USDCHF’s sell-off seems to have found a bottom around its 5 ½-year low as the five-week old range looks to have transformed to an inverse head and shoulder pattern – a bullish signal that the price may change direction to the upside.
However, this is not the only encouraging sign. In momentum indicators, the RSI has been printing higher highs and higher lows along an ascending trendline and is currently ready to cross back above its 50 neutral mark. Likewise, the MACD has been gaining ground within the negative territory and above its red signal line.
Still, the bulls may not fully come forward unless the price confirms the bullish formation by breaking forcefully above the 0.9190 neckline, which is slightly below the 23.6% Fibonacci of the 0.9899-0.8997 downleg. A close above the 50-day simple moving average (SMA) currently at 0.9164 could make this scenario possible.

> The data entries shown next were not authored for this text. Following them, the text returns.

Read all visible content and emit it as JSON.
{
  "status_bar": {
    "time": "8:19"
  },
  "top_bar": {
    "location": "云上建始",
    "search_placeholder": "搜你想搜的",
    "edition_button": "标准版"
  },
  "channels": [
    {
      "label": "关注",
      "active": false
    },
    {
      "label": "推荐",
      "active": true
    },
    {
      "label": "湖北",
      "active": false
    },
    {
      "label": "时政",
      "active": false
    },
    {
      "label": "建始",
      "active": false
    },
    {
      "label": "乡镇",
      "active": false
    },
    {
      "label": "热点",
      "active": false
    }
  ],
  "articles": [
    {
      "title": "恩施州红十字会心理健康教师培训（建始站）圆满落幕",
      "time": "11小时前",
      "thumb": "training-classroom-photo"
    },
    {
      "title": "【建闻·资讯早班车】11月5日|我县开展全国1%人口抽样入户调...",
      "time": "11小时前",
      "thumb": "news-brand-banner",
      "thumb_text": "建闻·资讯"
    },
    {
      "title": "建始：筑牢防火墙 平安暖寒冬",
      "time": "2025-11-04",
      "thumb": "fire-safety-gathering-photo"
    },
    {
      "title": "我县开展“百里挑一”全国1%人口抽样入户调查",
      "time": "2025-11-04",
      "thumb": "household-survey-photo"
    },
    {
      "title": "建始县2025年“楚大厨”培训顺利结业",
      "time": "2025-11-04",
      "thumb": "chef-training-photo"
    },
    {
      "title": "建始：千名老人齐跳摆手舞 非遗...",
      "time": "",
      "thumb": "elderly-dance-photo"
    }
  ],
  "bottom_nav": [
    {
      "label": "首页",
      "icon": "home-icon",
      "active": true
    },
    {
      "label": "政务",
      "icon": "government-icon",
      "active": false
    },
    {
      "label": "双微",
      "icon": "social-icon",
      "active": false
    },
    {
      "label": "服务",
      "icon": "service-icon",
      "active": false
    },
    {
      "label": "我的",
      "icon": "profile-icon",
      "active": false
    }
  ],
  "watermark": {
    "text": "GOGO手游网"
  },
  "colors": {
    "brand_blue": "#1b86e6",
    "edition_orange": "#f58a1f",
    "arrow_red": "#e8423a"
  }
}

Then, an extension above the 0.9190 level may initially consolidate around the upper band of the Ichimoku cloud near 0.9265 before climbing towards the 38.2% Fibonacci of 0.9342.
In the event of a downside reversal, immediate support may occur around 0.9150. A violation at this point would shift all attention to the 0.8997 bottom, a break of which is expected to continue until 0.8850, making the bearish outlook even worse.
Summarizing, USDCHF is exposed to a bullish trend reversal, though a rally above 0.9190 is required to confirm that and hence shift the bias positive.